The landmark NIH Revitalization Act of 1993 represented a major turning point, mandating that women and minorities must be included as subjects in all NIH-funded clinical research unless strong justification is provided for their exclusion. The Act also required that analyses of sex differences must be possible in trial data.
This legislation emerged from advocacy efforts and early research in the late 1980s and early 1990s that uncovered severe underrepresentation of women in heart disease and drug trials. However, as subsequent research has shown, the 1993 Act alone was insufficient to eliminate gender bias in research. The NIH Office of Research on Women's Health outlines how policy gradually shifted: from near-total exclusion in the 1970s and '80s, to the 1993 Revitalization Act, to recent pushes for sex-disaggregated analysis in research data. While representation has improved, enforcement remains uneven, and many studies still fail to analyze outcomes by sex.
In response to continued evidence of male predominance in basic and preclinical research, the NIH implemented its Policy on Sex as a Biological Variable (SABV) in 2016. This policy requires all applications for NIH funding to account for sex as a biological variable in both vertebrate animal and human studies, representing an evolution from simple inclusion requirements to more comprehensive expectations around research design, analysis, and reporting.
These policy interventions were driven by a wave of review articles and analyses published between 2013 and 2015 that documented ongoing sex bias in both animal and human research, providing crucial evidence for expanded regulatory action.
The Author Angle: A Glimmer of Hope
Interestingly, research has identified one factor associated with improved female representation: studies with female corresponding authors showed higher rates of female inclusion. This finding suggests that diversifying the scientific workforce itself may be an important lever for addressing research bias — women scientists may be more likely to recognize the importance of including female subjects and analyzing sex-based differences in outcomes.
The Path Forward
Researcher and author Cat Bohannon, in her work Eve: How the Female Body Drove 200 Million Years of Human Evolution, has elaborated extensively on how science has systematically overlooked women's biology, from evolutionary studies to contemporary health technologies. She argues that science and medicine have long constructed narratives that erase or minimize the female body, tracing this bias across evolutionary history and biomedical research to show how "male default" thinking has warped both cultural stories and clinical practice. Bohannon insists that recognizing female biology not as an exception but as central to human evolution and health is key to correcting these blind spots.
The evidence is clear: assuming the male body as the norm in scientific research leads to treatment gaps, higher rates of adverse drug reactions in women, and systemic failures to optimize healthcare for half the population. While policy changes have established important frameworks for sex inclusion and analysis, the persistence of male overrepresentation in contemporary research — decades after initial reforms — demonstrates that cultural and structural changes in scientific practice are still urgently needed.

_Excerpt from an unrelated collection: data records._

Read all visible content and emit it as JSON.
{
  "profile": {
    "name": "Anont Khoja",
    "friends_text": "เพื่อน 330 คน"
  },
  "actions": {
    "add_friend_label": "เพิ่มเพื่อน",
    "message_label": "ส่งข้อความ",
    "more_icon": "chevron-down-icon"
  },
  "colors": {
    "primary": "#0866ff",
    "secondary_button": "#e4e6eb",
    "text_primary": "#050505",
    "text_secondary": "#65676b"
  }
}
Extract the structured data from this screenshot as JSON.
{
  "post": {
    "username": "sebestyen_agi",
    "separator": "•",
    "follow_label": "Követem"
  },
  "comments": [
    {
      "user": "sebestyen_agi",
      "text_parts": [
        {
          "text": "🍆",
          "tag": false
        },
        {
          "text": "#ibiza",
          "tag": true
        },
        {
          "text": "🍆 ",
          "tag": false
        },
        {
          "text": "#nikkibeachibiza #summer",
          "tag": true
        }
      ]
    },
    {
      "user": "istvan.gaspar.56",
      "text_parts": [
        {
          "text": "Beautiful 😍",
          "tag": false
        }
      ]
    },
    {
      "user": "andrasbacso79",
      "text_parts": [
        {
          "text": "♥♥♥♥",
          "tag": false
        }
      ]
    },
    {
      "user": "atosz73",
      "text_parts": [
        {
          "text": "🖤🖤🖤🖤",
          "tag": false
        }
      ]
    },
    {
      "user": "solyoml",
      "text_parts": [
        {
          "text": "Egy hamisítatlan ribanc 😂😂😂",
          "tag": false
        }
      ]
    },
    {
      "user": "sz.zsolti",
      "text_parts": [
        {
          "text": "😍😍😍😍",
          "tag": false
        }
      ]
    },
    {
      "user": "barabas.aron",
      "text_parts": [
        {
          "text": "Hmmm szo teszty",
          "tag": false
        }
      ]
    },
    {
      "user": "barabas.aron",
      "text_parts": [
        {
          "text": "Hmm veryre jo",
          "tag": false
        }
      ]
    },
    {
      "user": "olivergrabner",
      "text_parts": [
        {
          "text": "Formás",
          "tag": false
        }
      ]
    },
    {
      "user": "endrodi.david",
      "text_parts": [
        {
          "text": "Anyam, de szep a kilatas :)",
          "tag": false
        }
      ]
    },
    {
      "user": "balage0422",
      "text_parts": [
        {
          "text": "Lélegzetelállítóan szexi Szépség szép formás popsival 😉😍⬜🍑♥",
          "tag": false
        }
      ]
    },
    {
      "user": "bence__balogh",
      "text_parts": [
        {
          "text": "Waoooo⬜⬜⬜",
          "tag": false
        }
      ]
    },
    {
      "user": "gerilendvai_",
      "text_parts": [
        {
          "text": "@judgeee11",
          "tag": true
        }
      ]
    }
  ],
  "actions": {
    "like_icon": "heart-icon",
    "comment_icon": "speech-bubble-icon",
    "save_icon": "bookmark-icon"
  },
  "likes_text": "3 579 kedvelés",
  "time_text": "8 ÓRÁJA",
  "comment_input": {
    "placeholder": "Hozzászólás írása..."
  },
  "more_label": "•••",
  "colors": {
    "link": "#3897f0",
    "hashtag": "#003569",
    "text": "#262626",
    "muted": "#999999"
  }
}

The cost of gender bias in medical research is measured not just in statistics but in women's lives: in preventable adverse drug reactions, in treatments that work less effectively, in diseases diagnosed later or missed entirely. Addressing this bias requires sustained commitment from researchers, funding agencies, pharmaceutical companies, and regulatory bodies to ensure that medical science truly serves all patients, not just those who happen to match the historically dominant research subject: the male body.